Duka di Tengah Pengukuhan
Keriuhan berubah menjadi kesunyian yang mencekam. Arifain Makkulau, SH., MH., salah satu tamu yang sedianya dikukuhkan sebagai mentor, mengenang momen tersebut dengan getir. Kabar duka itu terkonfirmasi dengan cepat: Syamsuardi telah tiada. Ia pergi sesaat setelah memberikan pesan yang sangat menyentuh.
Dunia hukum di Indonesia Timur kehilangan salah satu pilar terbaiknya. Almarhum bukan sekadar nama di atas kertas organisasi; ia adalah motor penggerak yang memfasilitasi pembentukan DPC Peradi Mamuju dan menjadi sosok sentral bagi para advokat di wilayah timur Indonesia.

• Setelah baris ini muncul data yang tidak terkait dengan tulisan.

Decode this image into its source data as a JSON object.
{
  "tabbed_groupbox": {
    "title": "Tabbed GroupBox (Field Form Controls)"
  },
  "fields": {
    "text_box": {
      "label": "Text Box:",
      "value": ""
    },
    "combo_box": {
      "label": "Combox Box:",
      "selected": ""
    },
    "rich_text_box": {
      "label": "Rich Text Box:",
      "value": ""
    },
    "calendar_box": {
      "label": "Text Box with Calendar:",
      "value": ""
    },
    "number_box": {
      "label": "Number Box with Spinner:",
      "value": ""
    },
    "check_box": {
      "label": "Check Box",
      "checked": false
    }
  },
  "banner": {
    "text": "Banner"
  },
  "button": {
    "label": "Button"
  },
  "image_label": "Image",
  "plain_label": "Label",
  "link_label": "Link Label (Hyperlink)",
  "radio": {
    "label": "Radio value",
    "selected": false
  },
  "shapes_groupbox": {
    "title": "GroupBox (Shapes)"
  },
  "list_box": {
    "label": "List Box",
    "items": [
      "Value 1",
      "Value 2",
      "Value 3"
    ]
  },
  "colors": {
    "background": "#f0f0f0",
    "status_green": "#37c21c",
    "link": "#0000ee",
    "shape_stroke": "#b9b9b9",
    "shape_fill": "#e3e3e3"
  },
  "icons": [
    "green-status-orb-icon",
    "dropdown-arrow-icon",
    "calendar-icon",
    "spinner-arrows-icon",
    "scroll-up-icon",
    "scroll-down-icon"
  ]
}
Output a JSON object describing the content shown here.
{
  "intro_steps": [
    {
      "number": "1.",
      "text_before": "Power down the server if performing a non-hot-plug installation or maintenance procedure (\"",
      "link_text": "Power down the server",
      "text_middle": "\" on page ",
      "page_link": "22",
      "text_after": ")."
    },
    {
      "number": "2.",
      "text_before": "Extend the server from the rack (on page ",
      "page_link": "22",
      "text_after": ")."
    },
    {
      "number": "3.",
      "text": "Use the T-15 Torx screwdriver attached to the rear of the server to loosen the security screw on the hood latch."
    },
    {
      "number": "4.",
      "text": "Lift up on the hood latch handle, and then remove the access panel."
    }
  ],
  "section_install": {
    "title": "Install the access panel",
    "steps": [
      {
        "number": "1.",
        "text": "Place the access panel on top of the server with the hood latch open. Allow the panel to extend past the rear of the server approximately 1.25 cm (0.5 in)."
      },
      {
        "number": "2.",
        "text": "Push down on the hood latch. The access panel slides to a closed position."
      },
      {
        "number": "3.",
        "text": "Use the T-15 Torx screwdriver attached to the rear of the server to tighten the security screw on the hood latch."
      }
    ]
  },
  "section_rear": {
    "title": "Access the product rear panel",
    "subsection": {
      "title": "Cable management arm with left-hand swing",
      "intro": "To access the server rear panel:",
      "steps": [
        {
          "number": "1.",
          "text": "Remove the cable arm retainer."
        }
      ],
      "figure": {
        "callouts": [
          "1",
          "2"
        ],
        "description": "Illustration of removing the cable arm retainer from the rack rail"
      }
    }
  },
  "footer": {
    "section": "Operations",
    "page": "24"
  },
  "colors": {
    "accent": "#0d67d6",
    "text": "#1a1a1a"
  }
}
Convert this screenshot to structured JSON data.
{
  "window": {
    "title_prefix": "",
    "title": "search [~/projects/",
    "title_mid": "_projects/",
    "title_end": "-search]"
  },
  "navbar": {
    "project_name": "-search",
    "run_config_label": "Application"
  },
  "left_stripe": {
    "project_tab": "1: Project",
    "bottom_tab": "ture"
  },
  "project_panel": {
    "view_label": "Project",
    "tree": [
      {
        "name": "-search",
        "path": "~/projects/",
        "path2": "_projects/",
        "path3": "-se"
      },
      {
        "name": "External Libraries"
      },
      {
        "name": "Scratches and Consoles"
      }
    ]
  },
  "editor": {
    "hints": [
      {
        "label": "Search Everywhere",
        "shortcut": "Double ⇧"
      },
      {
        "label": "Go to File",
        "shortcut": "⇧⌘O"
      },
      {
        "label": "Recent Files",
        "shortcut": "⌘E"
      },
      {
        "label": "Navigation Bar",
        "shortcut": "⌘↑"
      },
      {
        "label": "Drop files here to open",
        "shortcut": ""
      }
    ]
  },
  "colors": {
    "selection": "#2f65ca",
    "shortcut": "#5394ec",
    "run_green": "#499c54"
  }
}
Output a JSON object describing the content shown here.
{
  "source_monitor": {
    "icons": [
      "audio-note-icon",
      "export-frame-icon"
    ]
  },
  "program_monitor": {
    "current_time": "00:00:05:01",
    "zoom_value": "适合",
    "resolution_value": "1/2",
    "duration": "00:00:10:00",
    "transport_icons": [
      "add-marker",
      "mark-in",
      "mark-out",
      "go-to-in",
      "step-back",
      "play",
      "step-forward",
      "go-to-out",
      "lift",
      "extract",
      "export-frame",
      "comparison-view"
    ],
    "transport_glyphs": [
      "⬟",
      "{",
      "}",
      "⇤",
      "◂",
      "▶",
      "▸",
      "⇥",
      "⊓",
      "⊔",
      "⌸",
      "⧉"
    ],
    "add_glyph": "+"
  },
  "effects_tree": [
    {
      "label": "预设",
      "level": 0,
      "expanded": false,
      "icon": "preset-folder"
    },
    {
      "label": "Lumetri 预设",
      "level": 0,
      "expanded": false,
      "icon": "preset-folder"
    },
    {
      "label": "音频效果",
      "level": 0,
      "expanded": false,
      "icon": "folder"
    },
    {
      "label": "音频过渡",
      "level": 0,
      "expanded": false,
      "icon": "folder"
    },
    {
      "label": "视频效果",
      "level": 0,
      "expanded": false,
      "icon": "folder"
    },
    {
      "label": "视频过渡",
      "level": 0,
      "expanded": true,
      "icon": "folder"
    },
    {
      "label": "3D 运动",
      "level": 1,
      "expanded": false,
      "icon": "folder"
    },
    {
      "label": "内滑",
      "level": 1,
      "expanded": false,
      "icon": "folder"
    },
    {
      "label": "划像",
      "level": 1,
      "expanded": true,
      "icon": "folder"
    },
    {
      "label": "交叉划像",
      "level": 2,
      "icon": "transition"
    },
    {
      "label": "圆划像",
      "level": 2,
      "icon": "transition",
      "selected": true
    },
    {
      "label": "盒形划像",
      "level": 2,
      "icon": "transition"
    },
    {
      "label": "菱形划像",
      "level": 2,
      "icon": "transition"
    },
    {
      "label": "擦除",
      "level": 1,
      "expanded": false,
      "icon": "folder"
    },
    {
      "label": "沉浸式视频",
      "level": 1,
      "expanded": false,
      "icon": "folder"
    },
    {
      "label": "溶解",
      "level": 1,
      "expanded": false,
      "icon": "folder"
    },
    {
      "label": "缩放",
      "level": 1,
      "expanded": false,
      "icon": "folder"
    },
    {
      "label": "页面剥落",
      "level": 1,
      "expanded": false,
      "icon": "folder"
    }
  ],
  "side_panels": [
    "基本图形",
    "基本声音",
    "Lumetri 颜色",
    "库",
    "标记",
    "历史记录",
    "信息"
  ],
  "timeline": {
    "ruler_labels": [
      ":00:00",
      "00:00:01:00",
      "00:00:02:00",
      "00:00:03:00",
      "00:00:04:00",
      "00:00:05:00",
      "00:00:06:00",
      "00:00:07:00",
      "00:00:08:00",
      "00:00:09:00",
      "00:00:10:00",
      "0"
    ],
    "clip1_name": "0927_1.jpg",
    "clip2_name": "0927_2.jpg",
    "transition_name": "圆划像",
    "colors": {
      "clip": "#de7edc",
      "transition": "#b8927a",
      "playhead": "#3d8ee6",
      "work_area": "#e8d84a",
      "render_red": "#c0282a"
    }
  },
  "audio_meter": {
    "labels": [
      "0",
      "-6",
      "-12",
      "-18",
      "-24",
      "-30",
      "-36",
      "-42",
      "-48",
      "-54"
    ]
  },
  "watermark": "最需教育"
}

Warisan Moral yang Tak Terhapus
Acara yang sedianya berlanjut dengan penandatanganan Memorandum of Agreement (MoA) dan perkenalan 20 mentor seketika terhenti. Seluruh civitas akademika Unibos tersentak. Tidak ada lagi seremoni, yang ada hanyalah doa dan air mata.
Syamsuardi pergi dengan cara yang paling terhormat bagi seorang pendidik dan praktisi. Ia tidak meninggalkan harta atau sekadar jabatan, melainkan sebuah peringatan moral yang akan terus terngiang di koridor-koridor Fakultas Hukum Unibos.
Kematiannya di atas podium seolah memberi penekanan pada pesannya: bahwa integritas adalah segalanya, dan untuk menjaganya, seseorang harus berani berdiri tegak hingga nafas terakhir.
Selamat jalan, Sang Mentor. Pesanmu tentang “advokat perampok” kini bukan lagi sekadar pidato, melainkan manifesto bagi setiap mahasiswa hukum yang ingin melangkah dengan kepala tegak.